Прежде всего появляется лицо совершенно случайное, не имеющее прямого отношения к событиям, — пупырявый газетчик Петька с Рыбацкой улицы Петербургской стороны. Шныряя по Малому проспекту и радуясь трескотне пулеметов, Петька нашел на панели, у деревянного забора, револьвер. Петька огляделся хорошенько, присел на корточки, прикрыв находку полами своего пальтишки, и незаметно втянул револьвер за пазуху.

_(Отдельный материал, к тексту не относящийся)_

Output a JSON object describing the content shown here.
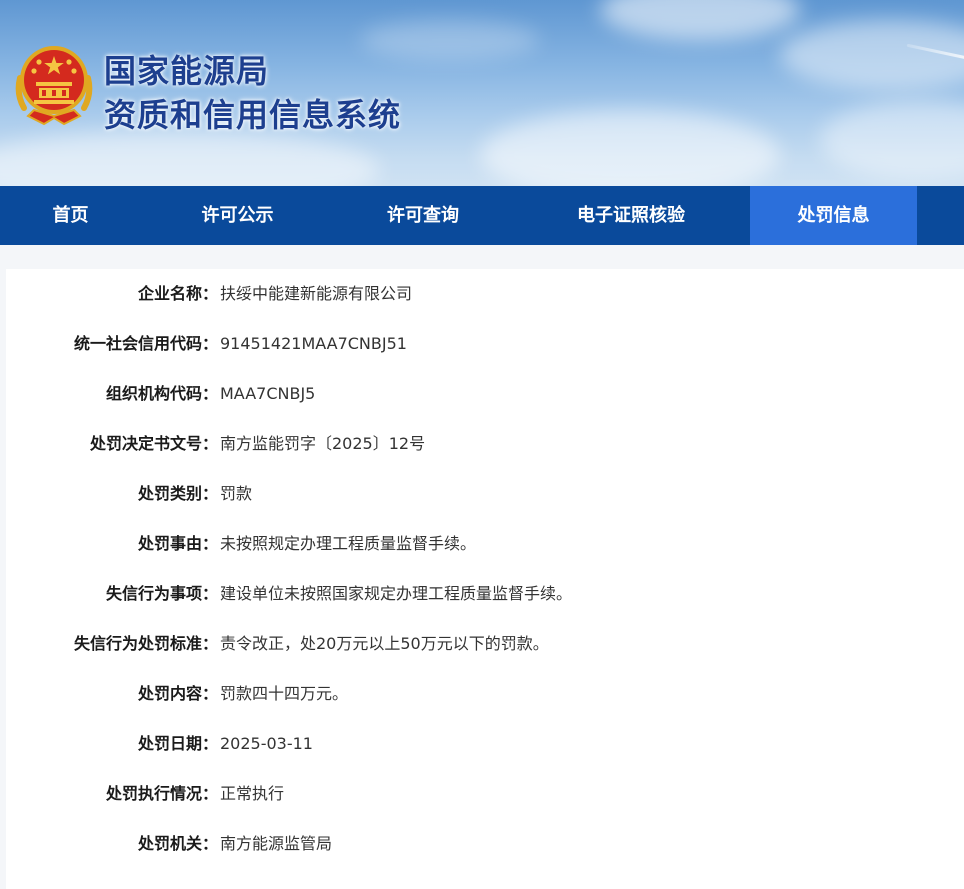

«Пойду в юнкерей палить», — решил Петька, изнывая от восторга, и кинулся в ту сторону, где шел главный бой и куда сейчас, со стороны Спасской улицы, подвозили пушку. Добежав до угла, Петька опустился для важности на одно колено, вынул наган и прицелился. Сердце его горело счастьем свершения. Но в эту самую минуту за Петькиной спиной остановился швейцаров сын Степан Топориков, в драном пиджачном костюме, протянул через Петькино плечо немытую руку, вырвал револьвер и крикнул сердитым голосом:
— Не дело! Ступай молоко сосать!
Петьке было тринадцать лет, и он по праву считал себя взрослым. Стрелять по юнкерам казалось ему более заманчивым, чем бить воробьев из рогатки. Петька взвыл от досады и злобы:
— Дяденька, полно баловать! Отдай штучку-то!
Трещал пулемет, звенели стекла, рушились карнизы юнкерского училища, торопливые красногвардейцы заряжали почти в упор придвинутую пушку. Небо заволакивалось мглой, раненых оттаскивали в угловую аптеку.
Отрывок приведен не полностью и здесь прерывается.